Vulnerable areas in India

  • Bhuj, Jamnagar, Porbandar, Surat, Bharuch and Mumbai are much more susceptible to rising sea levels than earlier assessments.
  • On the eastern side, almost the entire coastline of West Bengal and Odisha have been found under threat.
  • Except for some areas near Kakinada, the threats to the coastlines of the southern states have not been affected by the new measurements.

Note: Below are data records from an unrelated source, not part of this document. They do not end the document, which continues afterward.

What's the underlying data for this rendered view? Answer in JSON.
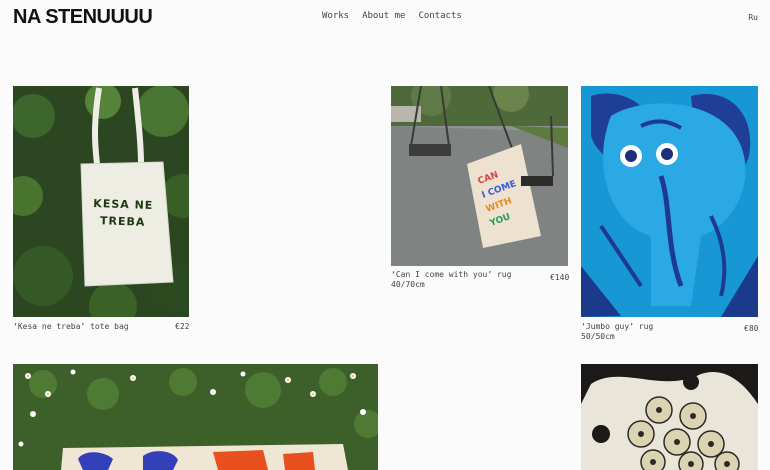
{
  "header": {
    "logo": "NA STENUUUU",
    "nav": [
      "Works",
      "About me",
      "Contacts"
    ],
    "lang": "Ru"
  },
  "products": [
    {
      "title": "‘Kesa ne treba’ tote bag",
      "size": "",
      "price": "€22",
      "print": "KESA NE TREBA"
    },
    {
      "title": "‘Can I come with you’ rug",
      "size": "40/70cm",
      "price": "€140"
    },
    {
      "title": "‘Jumbo guy’ rug",
      "size": "50/50cm",
      "price": "€80"
    }
  ]
}
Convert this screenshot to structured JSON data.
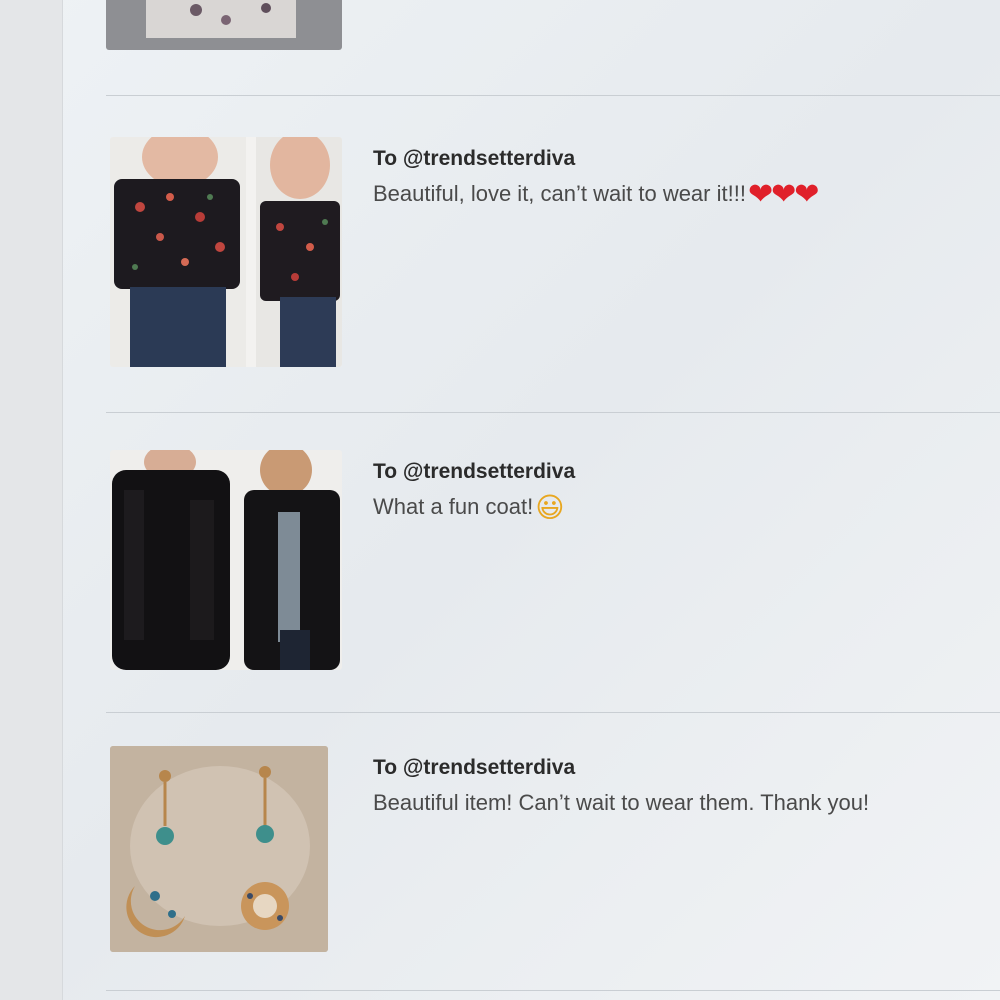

Why so many IPCC reports now?

  • Last year’s IPCC report on 1.5°C mentioned that humanity had barely 12 years to keep alive the hopes of restricting global temperature rise to within 1.5°C from pre-industrial times.
  • Next year, 2020, happens to be the transition year for the international climate regime, from the Kyoto Protocol to the Paris Agreement.
  • The Kyoto regime has been a major underachiever in reducing greenhouse gas emissions.
  • The Paris Agreement, in so far as it makes it mandatory for every country to initiate actions and not just rich and developed nations as under the Kyoto Protocol, is expected to deliver much better results.
  • As required by the Paris Agreement, every country had already finalised and submitted a climate action plan, called Nationally Determined Contributions, or NDCs, in 2015.
  • The NDCs currently submitted have targets or action plans for 2025 or 2030.
  • The assessment of several NDCs has concluded that these actions were not adequate to achieve the global goal of keeping temperature rise within 2 °C from pre-industrial times.
  • But the NDCs have to be updated every five years, and the countries are scheduled to do it next year.
  • The Paris Agreement also provides for a review of all climate actions in 2023 to assess whether the individual actions of countries were adding up to what was required to achieve the goal.
  • The move to get countries to commit to a net-zero target by 2050 is a part of these efforts.